Passphrases must comply with the rules described in the table below.
| Rule | value |
|---|---|
| Minimum number of characters | 8 |
| Maximum number of characters | 2048 |
| Minimum number of numeric characters | 1 |
| Minimum number of alpha characters | 2 |
| Minimum number of punctuation characters | 1 |
| Character set | [a-zA-Z0-9]!@#$%^&*()_+-{}[]|\,./<>?;:<space> |
| First character | (see Character set) |
| Mixed case alpha required | True |
| Case sensitive | True |
When your keystore is created, it is bound to your database, but it remains a separate entity. PROBKUP does not backup your keystore. If you create a copy of your database with PROCOPY, the keystore is not copied. The keystore is not part of your database structure definition. If you copy an encryption-enabled database, you will not be able open the copy until you copy and rebind the keystore to the copied database using the PROUTIL EPOLICY command.

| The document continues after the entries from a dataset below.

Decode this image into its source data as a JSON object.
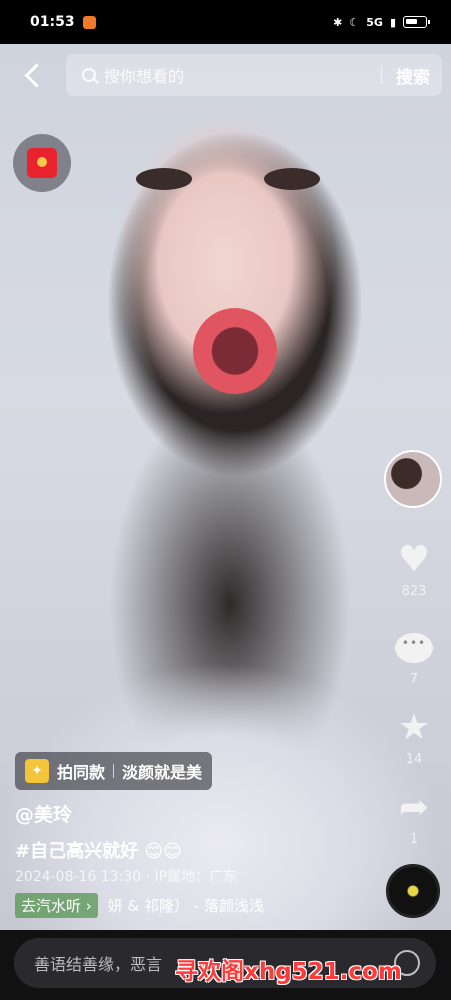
{
  "status": {
    "time": "01:53",
    "network": "5G"
  },
  "search": {
    "placeholder": "搜你想看的",
    "button": "搜索"
  },
  "rail": {
    "likes": "823",
    "comments": "7",
    "favorites": "14",
    "shares": "1"
  },
  "tag": {
    "label": "拍同款",
    "title": "淡颜就是美"
  },
  "post": {
    "author": "@美玲",
    "caption": "#自己高兴就好 😊😊",
    "meta": "2024-08-16 13:30 · IP属地：广东"
  },
  "music": {
    "pill": "去汽水听 ›",
    "track": "妍 & 祁隆） - 落颜浅浅"
  },
  "comment": {
    "placeholder": "善语结善缘，恶言"
  },
  "watermark": "寻欢阁xhg521.com"
}
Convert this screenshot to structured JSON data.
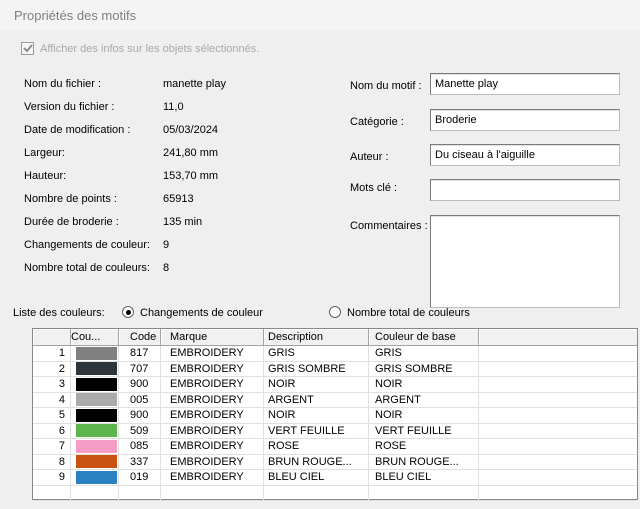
{
  "window": {
    "title": "Propriétés des motifs"
  },
  "colors": {
    "dialog_bg": "#efefef",
    "header_strip_bg": "#f4f4f4",
    "title_text": "#7f7f7f",
    "disabled_text": "#a9a9a9",
    "input_border": "#7b7b7b",
    "table_grid": "#e0e0e0",
    "table_header_border": "#a3a3a3"
  },
  "checkbox": {
    "label": "Afficher des infos sur les objets sélectionnés.",
    "checked": true,
    "disabled": true
  },
  "file_info": {
    "rows": [
      {
        "label": "Nom du fichier :",
        "value": "manette play"
      },
      {
        "label": "Version du fichier :",
        "value": "11,0"
      },
      {
        "label": "Date de modification :",
        "value": "05/03/2024"
      },
      {
        "label": "Largeur:",
        "value": "241,80 mm"
      },
      {
        "label": "Hauteur:",
        "value": "153,70 mm"
      },
      {
        "label": "Nombre de points :",
        "value": "65913"
      },
      {
        "label": "Durée de broderie :",
        "value": "135 min"
      },
      {
        "label": "Changements de couleur:",
        "value": "9"
      },
      {
        "label": "Nombre total de couleurs:",
        "value": "8"
      }
    ]
  },
  "form": {
    "fields": [
      {
        "label": "Nom du motif :",
        "value": "Manette play"
      },
      {
        "label": "Catégorie :",
        "value": "Broderie"
      },
      {
        "label": "Auteur :",
        "value": "Du ciseau à l'aiguille"
      },
      {
        "label": "Mots clé :",
        "value": ""
      },
      {
        "label": "Commentaires :",
        "value": ""
      }
    ]
  },
  "color_list": {
    "label": "Liste des couleurs:",
    "options": [
      {
        "label": "Changements de couleur",
        "selected": true
      },
      {
        "label": "Nombre total de couleurs",
        "selected": false
      }
    ]
  },
  "table": {
    "headers": {
      "num": "",
      "color": "Cou...",
      "code": "Code",
      "brand": "Marque",
      "description": "Description",
      "base": "Couleur de base"
    },
    "rows": [
      {
        "num": "1",
        "swatch": "#808080",
        "code": "817",
        "brand": "EMBROIDERY",
        "description": "GRIS",
        "base": "GRIS"
      },
      {
        "num": "2",
        "swatch": "#2d353b",
        "code": "707",
        "brand": "EMBROIDERY",
        "description": "GRIS SOMBRE",
        "base": "GRIS SOMBRE"
      },
      {
        "num": "3",
        "swatch": "#000000",
        "code": "900",
        "brand": "EMBROIDERY",
        "description": "NOIR",
        "base": "NOIR"
      },
      {
        "num": "4",
        "swatch": "#ababab",
        "code": "005",
        "brand": "EMBROIDERY",
        "description": "ARGENT",
        "base": "ARGENT"
      },
      {
        "num": "5",
        "swatch": "#000000",
        "code": "900",
        "brand": "EMBROIDERY",
        "description": "NOIR",
        "base": "NOIR"
      },
      {
        "num": "6",
        "swatch": "#5cb64b",
        "code": "509",
        "brand": "EMBROIDERY",
        "description": "VERT FEUILLE",
        "base": "VERT FEUILLE"
      },
      {
        "num": "7",
        "swatch": "#f79dc5",
        "code": "085",
        "brand": "EMBROIDERY",
        "description": "ROSE",
        "base": "ROSE"
      },
      {
        "num": "8",
        "swatch": "#c85310",
        "code": "337",
        "brand": "EMBROIDERY",
        "description": "BRUN ROUGE...",
        "base": "BRUN ROUGE..."
      },
      {
        "num": "9",
        "swatch": "#2b82c3",
        "code": "019",
        "brand": "EMBROIDERY",
        "description": "BLEU CIEL",
        "base": "BLEU CIEL"
      }
    ]
  }
}
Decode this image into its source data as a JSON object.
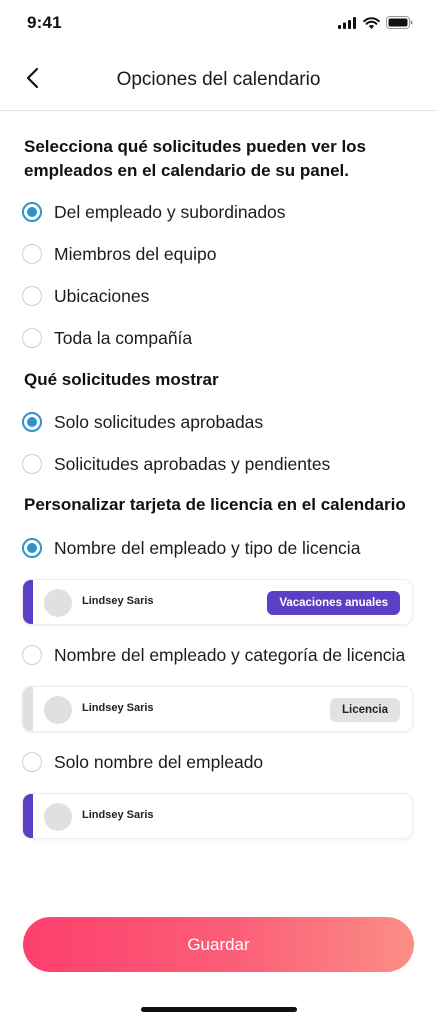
{
  "status_bar": {
    "time": "9:41",
    "icons": [
      "signal-icon",
      "wifi-icon",
      "battery-icon"
    ]
  },
  "header": {
    "title": "Opciones del calendario",
    "back_icon": "chevron-left-icon"
  },
  "visibility": {
    "title": "Selecciona qué solicitudes pueden ver los empleados en el calendario de su panel.",
    "options": [
      {
        "label": "Del empleado y subordinados",
        "selected": true
      },
      {
        "label": "Miembros del equipo",
        "selected": false
      },
      {
        "label": "Ubicaciones",
        "selected": false
      },
      {
        "label": "Toda la compañía",
        "selected": false
      }
    ]
  },
  "requests": {
    "title": "Qué solicitudes mostrar",
    "options": [
      {
        "label": "Solo solicitudes aprobadas",
        "selected": true
      },
      {
        "label": "Solicitudes aprobadas y pendientes",
        "selected": false
      }
    ]
  },
  "card_style": {
    "title": "Personalizar tarjeta de licencia en el calendario",
    "options": [
      {
        "label": "Nombre del empleado y tipo de licencia",
        "selected": true,
        "preview": {
          "name": "Lindsey Saris",
          "badge": "Vacaciones anuales",
          "stripe_color": "#5b3fc4",
          "badge_bg": "#5b3fc4",
          "badge_fg": "#ffffff"
        }
      },
      {
        "label": "Nombre del empleado y categoría de licencia",
        "selected": false,
        "preview": {
          "name": "Lindsey Saris",
          "badge": "Licencia",
          "stripe_color": "#e0e0e0",
          "badge_bg": "#e2e2e2",
          "badge_fg": "#222222"
        }
      },
      {
        "label": "Solo nombre del empleado",
        "selected": false,
        "preview": {
          "name": "Lindsey Saris",
          "stripe_color": "#5b3fc4"
        }
      }
    ]
  },
  "footer": {
    "save_label": "Guardar"
  },
  "colors": {
    "accent": "#2e93c9",
    "primary_gradient_start": "#fd3f6c",
    "primary_gradient_end": "#fb8e86"
  }
}
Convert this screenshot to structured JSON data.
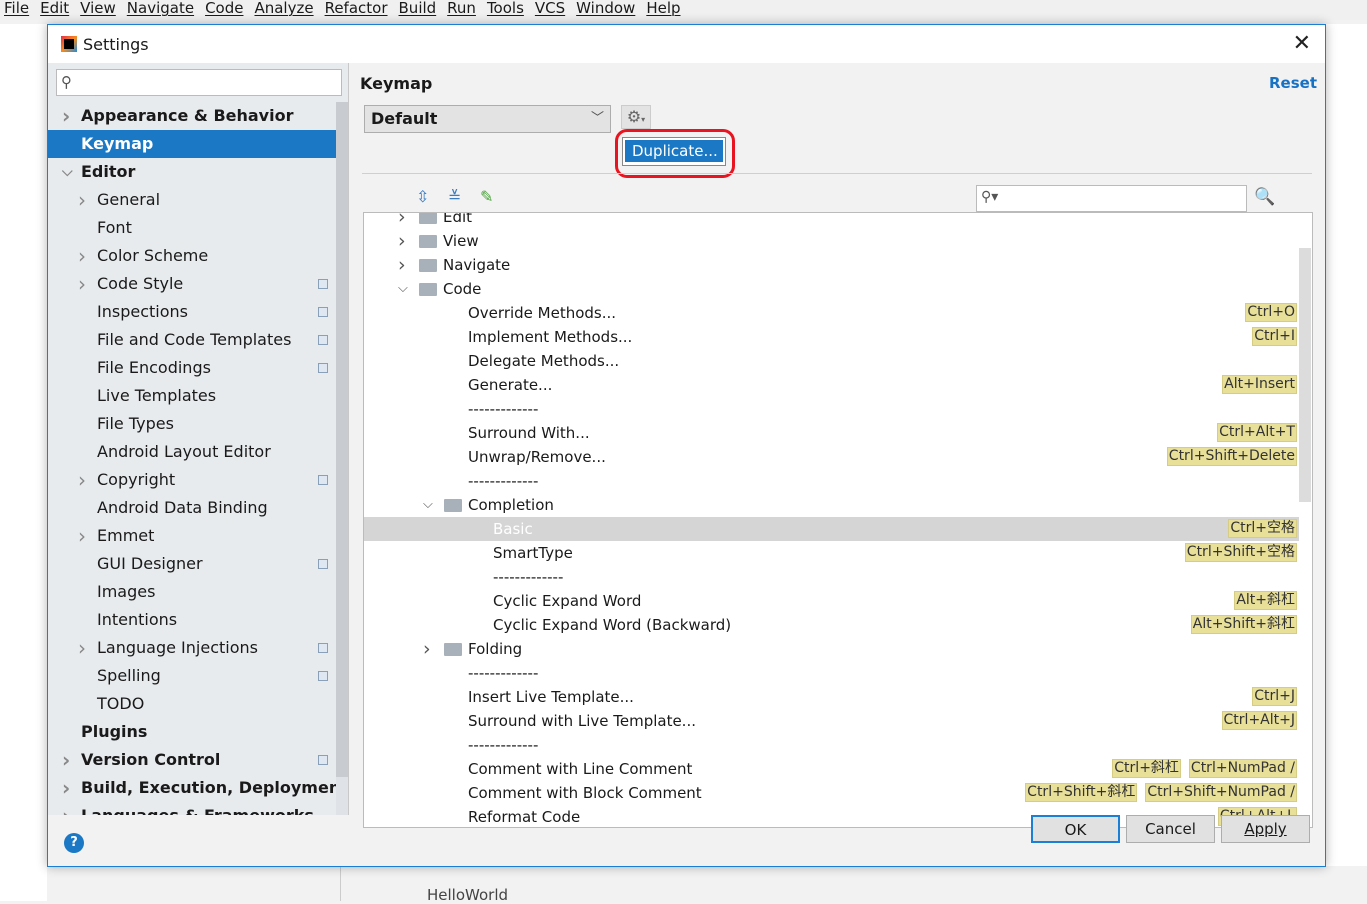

The keystore is separate from your database for security reasons, and you must securely back it up when you back up your database. Protecting your keystore is vital to maintaining access to your encrypted database. Without your keystore, you will be unable to open your database.
Compare your database and keystore to your car and car keys. The keystore is separate from your database because tying them together would be like leaving your car key in the door lock; your door might be locked, but the probability of someone "breaking in" is greatly increased. Also like your car, you want to have a secure back up of your car keys or keystore in case the original is lost.